I shared with the class how I had seen this demonstrated yesterday between Caleb and Priscilla. They were having an argument about a book Priscilla wanted from Caleb which he was withholding from her. In her anger, Priscilla burst out with, "Caleb, you're SO selfish and greedy." This deeply hurt him. They battled back and forth for a while, and finally Caleb said, "Fine, just have it then - if that's what you think of me!" He then teared up and expressed his dismay by saying, "I can't believe you with think to say of me that I'm selfish and greedy - that you would say that of your own brother!"
We talked with Priscilla and got to the root of the issue - her jealousy and desire to have what was his. Then we asked her what she should do about the things she had said to him. She proceeded to apologize to Caleb, and he gladly accepted. He was happy to release his book to her, not to win her approval but because of it.
I was surprised to see how deeply he was hurt by Priscilla's opinion of him, and how unbearable it was to him that she looked down in disapproval on him. It very much mattered to him how much she esteemed him - and when it was negative he was willing to give in and do anything to win her back.
The further surprising thing was that for the rest of the afternoon - over 2 hours, he invited her up to his Lego loft (a very privileged invitation I might add!) and show her all his creations and tell her the entire Star Wars story from start to finish complete with Lego figures and creations to demonstrate it all. They played happily together that whole time - bonding and sharing time doing Lego's and telling stories. I brought them some Kool-Aid and snacks and they thought they were having a party!
Upon the foundation of their reconciled, accepting relationship, they were able to engage in cheerful, bonding play together - appreciating each other as friends and peers. The crucial element in all of this was acceptance, affirmation and esteem.
We all need these in our lives. When we receive rejection, criticism and dishonour, we inwardly cringe and suffer and hide from the onslaught. How might we bless others if in all our relationships, but especially those closest to us, we extended the same grace, acceptance and love that God has shown to us?

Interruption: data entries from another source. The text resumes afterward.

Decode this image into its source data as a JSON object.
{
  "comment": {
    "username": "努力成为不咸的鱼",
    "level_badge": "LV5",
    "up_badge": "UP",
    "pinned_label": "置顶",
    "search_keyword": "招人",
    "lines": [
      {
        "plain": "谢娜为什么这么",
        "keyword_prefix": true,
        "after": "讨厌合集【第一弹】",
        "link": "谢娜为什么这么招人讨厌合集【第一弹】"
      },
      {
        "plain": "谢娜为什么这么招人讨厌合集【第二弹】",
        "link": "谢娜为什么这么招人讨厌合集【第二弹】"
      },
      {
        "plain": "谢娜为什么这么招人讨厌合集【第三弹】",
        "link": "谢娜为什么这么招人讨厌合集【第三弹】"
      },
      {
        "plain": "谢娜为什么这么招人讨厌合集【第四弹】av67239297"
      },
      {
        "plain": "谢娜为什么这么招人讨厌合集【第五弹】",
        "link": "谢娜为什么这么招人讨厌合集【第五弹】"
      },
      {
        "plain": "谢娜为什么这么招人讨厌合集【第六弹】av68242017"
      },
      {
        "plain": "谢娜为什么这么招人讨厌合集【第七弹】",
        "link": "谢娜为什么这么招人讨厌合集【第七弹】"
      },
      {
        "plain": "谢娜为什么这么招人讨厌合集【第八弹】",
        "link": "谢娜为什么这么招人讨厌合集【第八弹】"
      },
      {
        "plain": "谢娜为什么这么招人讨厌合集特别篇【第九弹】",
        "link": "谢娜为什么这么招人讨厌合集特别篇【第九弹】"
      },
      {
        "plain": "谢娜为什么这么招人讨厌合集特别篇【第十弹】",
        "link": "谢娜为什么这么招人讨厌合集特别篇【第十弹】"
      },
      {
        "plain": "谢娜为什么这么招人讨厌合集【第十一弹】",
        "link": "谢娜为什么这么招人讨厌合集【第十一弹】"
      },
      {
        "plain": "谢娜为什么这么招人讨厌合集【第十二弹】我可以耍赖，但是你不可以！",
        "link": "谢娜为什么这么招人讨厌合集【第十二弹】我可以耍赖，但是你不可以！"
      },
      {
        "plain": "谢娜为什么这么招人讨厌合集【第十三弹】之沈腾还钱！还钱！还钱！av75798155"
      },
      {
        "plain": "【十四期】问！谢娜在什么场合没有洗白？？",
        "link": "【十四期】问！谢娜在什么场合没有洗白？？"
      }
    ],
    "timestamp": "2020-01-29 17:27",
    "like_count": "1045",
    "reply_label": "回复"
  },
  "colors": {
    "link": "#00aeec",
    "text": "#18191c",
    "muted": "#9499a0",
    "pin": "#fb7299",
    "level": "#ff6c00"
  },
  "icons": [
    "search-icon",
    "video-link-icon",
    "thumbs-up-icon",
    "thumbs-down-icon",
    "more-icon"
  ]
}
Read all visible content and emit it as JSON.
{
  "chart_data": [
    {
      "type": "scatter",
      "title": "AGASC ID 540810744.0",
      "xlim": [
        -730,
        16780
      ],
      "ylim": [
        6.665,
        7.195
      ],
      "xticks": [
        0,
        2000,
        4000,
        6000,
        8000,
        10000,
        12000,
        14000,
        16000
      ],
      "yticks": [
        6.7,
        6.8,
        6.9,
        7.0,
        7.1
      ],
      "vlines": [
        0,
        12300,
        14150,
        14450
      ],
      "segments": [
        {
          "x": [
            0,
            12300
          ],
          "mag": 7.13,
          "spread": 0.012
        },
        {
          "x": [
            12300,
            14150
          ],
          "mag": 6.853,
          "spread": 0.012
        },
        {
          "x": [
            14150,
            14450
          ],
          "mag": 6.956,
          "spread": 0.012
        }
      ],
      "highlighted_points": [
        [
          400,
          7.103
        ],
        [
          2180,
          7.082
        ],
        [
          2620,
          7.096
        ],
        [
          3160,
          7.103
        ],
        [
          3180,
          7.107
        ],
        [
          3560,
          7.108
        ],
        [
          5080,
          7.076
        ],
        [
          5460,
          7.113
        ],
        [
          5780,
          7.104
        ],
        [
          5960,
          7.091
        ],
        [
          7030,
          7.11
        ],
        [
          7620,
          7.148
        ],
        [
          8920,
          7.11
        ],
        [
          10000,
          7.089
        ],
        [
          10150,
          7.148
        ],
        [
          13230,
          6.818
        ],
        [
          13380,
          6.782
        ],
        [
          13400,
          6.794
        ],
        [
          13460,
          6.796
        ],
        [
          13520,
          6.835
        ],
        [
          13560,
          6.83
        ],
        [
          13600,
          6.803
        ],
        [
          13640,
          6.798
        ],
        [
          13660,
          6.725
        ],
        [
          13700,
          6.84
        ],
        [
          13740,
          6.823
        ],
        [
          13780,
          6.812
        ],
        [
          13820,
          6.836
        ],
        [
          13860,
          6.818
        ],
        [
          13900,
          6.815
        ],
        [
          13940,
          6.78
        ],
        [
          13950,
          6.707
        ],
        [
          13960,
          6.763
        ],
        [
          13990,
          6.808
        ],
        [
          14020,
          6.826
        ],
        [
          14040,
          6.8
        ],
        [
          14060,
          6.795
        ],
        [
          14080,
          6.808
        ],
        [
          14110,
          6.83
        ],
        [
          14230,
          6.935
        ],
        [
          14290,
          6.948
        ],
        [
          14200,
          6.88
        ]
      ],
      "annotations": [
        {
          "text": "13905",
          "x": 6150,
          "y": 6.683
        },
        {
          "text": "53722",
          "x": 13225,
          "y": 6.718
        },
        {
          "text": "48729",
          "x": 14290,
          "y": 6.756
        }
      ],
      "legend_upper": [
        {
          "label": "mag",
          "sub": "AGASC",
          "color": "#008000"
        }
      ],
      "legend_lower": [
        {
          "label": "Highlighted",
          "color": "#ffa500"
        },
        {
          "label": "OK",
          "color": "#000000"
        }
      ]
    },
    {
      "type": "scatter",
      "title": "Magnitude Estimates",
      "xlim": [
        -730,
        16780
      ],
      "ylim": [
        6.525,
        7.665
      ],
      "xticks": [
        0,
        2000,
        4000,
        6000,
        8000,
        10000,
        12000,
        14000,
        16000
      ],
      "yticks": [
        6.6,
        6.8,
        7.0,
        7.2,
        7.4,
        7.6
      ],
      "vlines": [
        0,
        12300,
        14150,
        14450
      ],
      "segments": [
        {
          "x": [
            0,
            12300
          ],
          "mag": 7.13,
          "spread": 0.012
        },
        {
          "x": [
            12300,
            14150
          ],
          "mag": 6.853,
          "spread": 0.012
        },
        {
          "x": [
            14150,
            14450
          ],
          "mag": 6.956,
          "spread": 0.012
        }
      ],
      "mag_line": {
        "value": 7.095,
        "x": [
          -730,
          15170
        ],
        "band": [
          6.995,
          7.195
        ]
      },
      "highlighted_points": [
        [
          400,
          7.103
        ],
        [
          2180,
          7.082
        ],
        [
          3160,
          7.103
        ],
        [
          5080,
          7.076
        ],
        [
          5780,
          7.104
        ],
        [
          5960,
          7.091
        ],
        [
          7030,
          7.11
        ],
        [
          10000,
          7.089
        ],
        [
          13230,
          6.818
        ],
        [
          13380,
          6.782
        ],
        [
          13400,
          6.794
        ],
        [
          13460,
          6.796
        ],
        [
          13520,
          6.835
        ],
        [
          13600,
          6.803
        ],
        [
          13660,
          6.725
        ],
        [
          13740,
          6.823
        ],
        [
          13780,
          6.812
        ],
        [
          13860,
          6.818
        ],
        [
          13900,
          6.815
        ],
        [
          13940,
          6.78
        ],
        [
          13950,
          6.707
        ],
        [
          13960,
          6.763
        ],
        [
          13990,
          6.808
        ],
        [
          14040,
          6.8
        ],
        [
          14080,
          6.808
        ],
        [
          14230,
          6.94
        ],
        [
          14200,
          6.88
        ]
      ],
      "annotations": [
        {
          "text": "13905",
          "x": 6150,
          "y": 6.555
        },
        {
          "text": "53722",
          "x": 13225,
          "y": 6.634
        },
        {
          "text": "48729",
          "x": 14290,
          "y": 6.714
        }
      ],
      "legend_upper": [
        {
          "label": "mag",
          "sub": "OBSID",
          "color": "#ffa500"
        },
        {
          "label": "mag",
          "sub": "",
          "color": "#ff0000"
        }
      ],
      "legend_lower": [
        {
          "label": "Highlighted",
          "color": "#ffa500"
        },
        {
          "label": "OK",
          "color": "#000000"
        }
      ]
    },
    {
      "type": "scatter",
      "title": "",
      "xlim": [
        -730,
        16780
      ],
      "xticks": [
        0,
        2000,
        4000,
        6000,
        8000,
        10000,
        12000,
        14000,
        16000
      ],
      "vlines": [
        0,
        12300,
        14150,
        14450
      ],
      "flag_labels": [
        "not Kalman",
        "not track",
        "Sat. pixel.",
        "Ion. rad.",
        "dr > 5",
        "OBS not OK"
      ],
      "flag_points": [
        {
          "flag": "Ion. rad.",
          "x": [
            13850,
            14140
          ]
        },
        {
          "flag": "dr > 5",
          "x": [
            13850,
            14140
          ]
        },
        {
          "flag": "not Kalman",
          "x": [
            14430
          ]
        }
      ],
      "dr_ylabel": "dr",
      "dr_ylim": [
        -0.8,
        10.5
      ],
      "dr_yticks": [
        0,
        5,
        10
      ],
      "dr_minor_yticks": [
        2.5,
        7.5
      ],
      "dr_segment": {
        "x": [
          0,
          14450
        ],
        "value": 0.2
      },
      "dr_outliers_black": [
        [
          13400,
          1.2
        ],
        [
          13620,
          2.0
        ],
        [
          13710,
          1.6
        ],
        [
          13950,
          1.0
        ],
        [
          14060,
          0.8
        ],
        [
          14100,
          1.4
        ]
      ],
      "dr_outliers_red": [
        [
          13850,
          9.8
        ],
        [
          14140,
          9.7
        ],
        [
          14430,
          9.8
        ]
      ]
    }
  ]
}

I am not saying we deny the failures, gloss over the uncomfortable realities of each others faults and weaknesses or extend praise falsely for the mere goal of pleasing another. God does address all of these in our lives, as He should. But I do think that growth occurs with a healthy foundation of trust and acceptance: Can I trust you to accept me when I fail? Can I trust you will not blast me with all my faults when I let you down? Can I trust you to love me in spite of my unloveliness?
I hope so.
And I hope you can trust the same things of me.